The power of the American Israel Public Affairs Committee is awesome to behold. After the first Gulf War, Israel felt neglected because the US ignored its claims that Saddam Hussein was no danger. AIPAC then went into high lobbying gear to ensure it would always have the ear of the US in the future.

But who's its driving force advocating on Israel's behalf? 

Back in June 2006, Michael Massing reviewed John Mearsheimer and Stephen Walt's controversial article, "The Israel Lobby," for The New York Review of Books. In his piece, entitled "The Storm over the Israel Lobby," he revealed exactly who, at that time, determined AIPAC's agenda:

". . . power rests with the fifty-odd-member board of directors. . . corporate lawyers, Wall Street investors, business executives, and heirs to family fortunes. Within the board itself, power is concentrated in an extremely rich subgroup, known as the "minyan club." And, within that group, four members are dominant: Robert Asher, a retired lighting fixtures dealer in Chicago; Edward Levy, a building supplies executive in Detroit; Mayer "Bubba" Mitchell, a construction materials dealer in Mobile, Alabama; and Larry Weinberg, a real estate developer in Los Angeles [also known as the "Gang of Four"]."

There you have it -- the inner sanctum of ZOG (white power advocates' Zionist Occupied Government): a lighting fixtures dealer, a building supplies executive, a construction materials dealer, and a real estate developer (and his wife Barbi).  Sorry, White Power.
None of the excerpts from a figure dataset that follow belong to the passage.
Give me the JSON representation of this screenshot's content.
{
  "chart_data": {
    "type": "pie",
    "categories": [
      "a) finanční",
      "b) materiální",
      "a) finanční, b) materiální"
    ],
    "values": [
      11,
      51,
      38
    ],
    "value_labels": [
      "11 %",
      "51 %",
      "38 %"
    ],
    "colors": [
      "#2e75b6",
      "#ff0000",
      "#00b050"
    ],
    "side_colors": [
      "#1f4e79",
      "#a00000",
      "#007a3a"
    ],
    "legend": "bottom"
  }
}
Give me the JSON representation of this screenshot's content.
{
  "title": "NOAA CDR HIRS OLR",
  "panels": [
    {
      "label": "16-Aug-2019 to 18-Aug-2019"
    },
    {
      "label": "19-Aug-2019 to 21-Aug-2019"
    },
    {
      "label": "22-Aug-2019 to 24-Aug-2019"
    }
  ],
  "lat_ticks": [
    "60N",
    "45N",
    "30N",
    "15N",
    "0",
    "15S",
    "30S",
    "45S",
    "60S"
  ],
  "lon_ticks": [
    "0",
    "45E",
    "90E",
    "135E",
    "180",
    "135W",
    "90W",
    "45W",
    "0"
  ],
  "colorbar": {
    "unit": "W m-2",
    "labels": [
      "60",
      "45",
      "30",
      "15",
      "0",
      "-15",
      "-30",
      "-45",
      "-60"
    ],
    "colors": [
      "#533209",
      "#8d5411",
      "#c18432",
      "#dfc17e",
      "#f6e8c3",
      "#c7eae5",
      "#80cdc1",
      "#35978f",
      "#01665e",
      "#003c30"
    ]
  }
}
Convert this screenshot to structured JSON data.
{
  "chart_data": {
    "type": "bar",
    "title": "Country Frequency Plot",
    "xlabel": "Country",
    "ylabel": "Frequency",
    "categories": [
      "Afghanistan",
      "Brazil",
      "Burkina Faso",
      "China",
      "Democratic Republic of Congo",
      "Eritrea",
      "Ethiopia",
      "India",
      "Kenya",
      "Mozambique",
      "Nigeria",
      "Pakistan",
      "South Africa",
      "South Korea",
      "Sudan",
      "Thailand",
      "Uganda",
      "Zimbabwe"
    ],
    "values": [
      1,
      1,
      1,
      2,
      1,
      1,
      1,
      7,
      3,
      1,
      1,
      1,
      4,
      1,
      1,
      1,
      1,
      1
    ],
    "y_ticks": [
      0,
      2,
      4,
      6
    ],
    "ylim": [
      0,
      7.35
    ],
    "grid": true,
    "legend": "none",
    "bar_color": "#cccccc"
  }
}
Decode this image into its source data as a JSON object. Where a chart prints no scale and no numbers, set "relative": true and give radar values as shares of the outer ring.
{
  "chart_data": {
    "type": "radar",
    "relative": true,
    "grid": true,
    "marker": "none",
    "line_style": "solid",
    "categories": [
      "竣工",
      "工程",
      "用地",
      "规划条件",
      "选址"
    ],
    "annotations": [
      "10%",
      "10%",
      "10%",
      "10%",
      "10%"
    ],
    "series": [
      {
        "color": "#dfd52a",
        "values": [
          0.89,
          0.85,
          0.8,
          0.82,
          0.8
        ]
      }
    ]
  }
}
No wizened bankers, no Mossad types, no one-eyed veterans of the Stern Gang. Yet, by controlling the campaign-contribution purse strings, they strike fear into the hearts of Democrats, as well as Republicans.

Postscript: Gregory Leavey reports in Salon that, at the policy conference, "No AIPAC leaders mentioned war with Iran in the speeches, receptions or panel discussions" he attended. "At times this put them at odds with the grass-roots delegates; Marvin Feuer, AIPAC's director of policy and government affairs, was verbally attacked by a conference attendee as 'weak' when he downplayed military options against Iran during a Q&A session."

In a surprise move, AIPAC has, instead, thrown its weight behind severe sanctions in order to "put crippling economic pressure on the Islamic republic" in hopes of forcing a regime change. At least, it's better than bombing.